To Serve and Protect

There are times when I find myself absolutely disgusted with the capacity humans contain for inflicting pain and death upon their fellow homo sapiens. It seems people with incredibly high capacities for such behavior often find themselves in places of power tying others down and pepper spraying them to death:

No doubt you’ve heard the adage: a picture is worth a thousand words. A picture of 62-year-old Nick Christie could be worth thousands of dollars when a jury sees it.

The photo shows the Ohio man restrained inside the Lee County Jail with his body covered in pepper spray.

“This photo is a picture of a man who is strapped to a chair naked inside a jail for hours with a hood over his face. That evokes thoughts of being tortured,” says Cleveland-based lawyer Nick DiCello who represents the Christie family.

So who is the man pictured in this photograph? A poor son of a bitch whose wife called the police in order to take her depressed husband to the hospital and ensure he received his medication:

“I was shocked. This was something out of a horror movie,” says Joyce Christie. She said her husband was depressed and was showing signs of erratic behavior a few days before leaving for Florida.
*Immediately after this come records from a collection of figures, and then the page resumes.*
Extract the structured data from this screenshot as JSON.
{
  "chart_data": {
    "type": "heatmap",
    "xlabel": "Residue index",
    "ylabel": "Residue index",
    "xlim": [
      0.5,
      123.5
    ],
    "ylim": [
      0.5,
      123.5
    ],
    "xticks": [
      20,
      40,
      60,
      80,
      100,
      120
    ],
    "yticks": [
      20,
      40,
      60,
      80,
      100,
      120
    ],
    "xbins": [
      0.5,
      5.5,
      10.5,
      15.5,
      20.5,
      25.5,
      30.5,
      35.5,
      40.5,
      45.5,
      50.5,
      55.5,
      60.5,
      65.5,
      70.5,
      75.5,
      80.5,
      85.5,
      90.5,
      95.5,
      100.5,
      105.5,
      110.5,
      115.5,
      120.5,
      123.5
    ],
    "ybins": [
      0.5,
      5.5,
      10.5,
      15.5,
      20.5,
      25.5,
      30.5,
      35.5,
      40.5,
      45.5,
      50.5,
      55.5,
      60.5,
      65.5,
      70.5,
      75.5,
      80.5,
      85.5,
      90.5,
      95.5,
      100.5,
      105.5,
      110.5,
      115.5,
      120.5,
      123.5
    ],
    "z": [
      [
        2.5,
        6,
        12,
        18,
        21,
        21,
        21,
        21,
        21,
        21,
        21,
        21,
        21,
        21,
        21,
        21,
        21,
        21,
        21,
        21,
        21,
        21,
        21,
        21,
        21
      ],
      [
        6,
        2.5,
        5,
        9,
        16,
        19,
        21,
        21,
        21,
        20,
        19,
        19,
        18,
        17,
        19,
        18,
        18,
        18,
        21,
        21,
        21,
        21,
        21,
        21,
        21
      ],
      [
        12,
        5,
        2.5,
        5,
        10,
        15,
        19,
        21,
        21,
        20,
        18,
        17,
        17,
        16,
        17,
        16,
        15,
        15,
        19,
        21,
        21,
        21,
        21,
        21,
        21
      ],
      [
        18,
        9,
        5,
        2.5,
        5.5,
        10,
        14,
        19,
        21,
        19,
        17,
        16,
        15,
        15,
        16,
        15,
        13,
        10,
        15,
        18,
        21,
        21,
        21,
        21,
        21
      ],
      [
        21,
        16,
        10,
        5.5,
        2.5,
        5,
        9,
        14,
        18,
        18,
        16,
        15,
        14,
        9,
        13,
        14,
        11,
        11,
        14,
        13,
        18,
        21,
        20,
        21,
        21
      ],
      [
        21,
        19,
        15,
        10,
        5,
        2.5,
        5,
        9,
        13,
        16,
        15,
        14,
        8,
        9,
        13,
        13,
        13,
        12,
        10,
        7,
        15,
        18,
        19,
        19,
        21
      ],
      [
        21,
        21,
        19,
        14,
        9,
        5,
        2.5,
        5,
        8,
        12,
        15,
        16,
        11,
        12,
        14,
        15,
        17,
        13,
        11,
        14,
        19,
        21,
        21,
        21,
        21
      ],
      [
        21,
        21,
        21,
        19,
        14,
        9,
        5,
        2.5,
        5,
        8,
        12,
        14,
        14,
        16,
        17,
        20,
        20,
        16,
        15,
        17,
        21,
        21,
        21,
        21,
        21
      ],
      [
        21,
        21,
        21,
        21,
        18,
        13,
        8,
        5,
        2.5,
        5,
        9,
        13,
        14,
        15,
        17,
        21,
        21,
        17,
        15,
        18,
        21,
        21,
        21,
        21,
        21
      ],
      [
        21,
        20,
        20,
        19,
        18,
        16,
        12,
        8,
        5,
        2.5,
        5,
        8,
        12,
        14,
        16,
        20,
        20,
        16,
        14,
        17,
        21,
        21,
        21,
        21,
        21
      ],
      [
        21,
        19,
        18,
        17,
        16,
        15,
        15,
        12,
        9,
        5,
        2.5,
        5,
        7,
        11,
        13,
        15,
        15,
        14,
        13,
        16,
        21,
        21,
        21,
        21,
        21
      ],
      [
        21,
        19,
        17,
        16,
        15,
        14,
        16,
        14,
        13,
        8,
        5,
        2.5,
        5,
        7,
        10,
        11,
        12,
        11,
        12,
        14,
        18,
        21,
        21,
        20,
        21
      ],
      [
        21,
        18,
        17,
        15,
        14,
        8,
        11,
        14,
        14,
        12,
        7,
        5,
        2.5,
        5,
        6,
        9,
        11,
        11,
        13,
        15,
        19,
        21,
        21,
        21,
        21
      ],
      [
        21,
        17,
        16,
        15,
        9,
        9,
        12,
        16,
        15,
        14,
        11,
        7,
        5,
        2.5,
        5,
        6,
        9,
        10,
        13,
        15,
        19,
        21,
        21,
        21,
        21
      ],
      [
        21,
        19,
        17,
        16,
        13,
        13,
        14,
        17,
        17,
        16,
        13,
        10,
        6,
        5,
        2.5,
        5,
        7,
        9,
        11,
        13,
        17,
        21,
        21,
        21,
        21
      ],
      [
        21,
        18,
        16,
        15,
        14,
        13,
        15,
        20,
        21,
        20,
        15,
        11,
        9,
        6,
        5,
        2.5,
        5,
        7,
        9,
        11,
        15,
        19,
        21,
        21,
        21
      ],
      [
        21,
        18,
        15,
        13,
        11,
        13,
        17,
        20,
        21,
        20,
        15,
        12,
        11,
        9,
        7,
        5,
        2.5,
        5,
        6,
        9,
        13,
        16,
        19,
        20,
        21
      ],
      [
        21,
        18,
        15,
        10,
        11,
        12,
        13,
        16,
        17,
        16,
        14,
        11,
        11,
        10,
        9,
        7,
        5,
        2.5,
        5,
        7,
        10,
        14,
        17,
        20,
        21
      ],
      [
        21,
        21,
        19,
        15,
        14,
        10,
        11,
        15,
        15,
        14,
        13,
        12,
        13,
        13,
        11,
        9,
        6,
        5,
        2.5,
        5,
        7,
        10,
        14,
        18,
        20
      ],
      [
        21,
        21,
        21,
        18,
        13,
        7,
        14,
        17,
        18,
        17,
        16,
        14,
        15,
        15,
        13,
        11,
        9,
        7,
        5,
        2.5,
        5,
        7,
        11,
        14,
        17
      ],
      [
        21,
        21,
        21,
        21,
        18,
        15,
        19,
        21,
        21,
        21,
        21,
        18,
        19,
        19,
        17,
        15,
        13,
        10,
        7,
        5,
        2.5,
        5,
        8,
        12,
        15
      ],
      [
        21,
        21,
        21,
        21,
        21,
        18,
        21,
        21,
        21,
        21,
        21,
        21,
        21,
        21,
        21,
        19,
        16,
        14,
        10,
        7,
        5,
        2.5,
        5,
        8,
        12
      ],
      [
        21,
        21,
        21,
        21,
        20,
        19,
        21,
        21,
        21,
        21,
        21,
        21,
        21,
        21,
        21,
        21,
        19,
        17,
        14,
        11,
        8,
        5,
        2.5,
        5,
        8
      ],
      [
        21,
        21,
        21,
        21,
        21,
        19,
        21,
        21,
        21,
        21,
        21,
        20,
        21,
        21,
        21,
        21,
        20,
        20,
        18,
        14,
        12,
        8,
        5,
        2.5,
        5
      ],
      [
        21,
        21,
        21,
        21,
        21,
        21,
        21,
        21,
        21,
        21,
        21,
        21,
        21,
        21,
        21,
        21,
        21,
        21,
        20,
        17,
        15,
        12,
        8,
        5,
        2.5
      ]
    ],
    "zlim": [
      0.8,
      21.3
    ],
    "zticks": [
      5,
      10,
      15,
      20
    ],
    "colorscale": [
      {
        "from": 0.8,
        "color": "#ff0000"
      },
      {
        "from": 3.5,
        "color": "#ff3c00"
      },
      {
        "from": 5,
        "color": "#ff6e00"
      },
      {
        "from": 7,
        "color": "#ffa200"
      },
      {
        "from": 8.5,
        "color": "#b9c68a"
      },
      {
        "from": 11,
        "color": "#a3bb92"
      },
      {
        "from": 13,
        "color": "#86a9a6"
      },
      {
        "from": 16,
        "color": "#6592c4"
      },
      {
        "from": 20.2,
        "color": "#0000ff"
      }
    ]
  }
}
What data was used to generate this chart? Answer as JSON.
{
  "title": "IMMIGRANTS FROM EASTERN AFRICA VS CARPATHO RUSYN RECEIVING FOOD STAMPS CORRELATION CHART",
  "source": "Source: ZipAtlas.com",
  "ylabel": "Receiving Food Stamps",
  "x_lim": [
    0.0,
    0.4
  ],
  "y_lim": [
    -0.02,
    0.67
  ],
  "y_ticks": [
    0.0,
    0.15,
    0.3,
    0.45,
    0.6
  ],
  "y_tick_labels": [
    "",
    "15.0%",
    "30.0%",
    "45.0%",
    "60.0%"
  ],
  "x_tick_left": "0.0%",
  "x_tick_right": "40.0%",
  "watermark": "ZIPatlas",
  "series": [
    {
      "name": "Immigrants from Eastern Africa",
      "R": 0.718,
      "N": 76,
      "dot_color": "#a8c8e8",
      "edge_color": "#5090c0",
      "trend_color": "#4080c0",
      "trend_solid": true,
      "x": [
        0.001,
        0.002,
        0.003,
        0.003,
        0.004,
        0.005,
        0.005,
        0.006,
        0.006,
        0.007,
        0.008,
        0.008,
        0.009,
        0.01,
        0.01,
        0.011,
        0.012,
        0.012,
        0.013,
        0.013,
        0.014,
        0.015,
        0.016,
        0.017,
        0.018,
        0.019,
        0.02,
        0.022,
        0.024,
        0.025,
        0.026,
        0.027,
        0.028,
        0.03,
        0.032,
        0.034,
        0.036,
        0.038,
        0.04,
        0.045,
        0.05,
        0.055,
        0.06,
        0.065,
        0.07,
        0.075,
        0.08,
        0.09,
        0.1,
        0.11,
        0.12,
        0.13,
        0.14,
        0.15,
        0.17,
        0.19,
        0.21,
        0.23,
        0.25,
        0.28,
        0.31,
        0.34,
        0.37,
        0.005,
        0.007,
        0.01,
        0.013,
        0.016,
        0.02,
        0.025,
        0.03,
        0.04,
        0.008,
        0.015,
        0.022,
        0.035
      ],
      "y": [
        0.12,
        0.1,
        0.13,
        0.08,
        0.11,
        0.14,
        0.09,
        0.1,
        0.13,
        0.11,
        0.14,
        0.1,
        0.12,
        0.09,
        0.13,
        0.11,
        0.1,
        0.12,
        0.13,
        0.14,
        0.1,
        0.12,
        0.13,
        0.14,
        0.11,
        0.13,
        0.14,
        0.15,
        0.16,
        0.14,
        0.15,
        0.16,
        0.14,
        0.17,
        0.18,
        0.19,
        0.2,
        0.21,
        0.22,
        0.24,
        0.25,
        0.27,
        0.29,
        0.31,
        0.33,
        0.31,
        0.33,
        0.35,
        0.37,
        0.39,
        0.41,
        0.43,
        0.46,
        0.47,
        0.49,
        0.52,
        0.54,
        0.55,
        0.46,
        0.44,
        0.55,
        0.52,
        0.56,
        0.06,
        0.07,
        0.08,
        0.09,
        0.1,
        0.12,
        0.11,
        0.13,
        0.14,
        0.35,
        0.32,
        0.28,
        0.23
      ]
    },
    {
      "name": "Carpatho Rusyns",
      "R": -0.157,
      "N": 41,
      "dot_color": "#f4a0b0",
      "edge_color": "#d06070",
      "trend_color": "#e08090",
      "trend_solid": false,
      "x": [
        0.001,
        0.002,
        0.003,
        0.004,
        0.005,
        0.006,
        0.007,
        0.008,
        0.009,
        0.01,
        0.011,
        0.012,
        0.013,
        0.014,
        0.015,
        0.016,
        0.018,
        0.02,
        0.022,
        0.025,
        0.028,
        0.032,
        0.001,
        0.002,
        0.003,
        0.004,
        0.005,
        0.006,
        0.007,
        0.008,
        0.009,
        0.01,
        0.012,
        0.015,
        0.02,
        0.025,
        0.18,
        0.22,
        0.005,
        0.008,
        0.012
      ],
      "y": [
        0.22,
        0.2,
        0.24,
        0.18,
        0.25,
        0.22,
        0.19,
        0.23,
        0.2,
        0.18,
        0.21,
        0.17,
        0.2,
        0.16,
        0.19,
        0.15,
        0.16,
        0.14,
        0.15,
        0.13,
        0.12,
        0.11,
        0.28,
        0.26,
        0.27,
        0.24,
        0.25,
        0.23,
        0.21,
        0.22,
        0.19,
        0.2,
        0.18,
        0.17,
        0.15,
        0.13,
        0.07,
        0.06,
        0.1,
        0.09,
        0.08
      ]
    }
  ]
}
She called authorities and pleaded with them to take her husband to a hospital and be given his medications. Instead, he was taken to jail for disorderly intoxication.

Instead he was taken, strapped to a chair, and pepper sprayed until he died. Obviously the officers who committed this heinous act are now in prison for murder… never mind that only happens to mere serfs like you and me:

The District 21 Medical Examiner ruled his death was a homicide because he had been restrained and sprayed with pepper sprayed by law enforcement officers. But to this day, nobody has ever been charged with a crime, and the Lee County State Attorney cleared the sheriff’s office of any wrong doing.

It’s been more than two and a half years and his wife still can’t accept what happened.

The motto found on my police cars throughout the country is, “To serve and protect.” This motto implies the police are supposed to serve and protect us but it seems from historical examples such as this one that they really exist to serve and protect each other. I’m curious if police brutality has been on the rise or has always been this prevalent that has only been brought to light with the invention of the information superhighway we known as the Internet.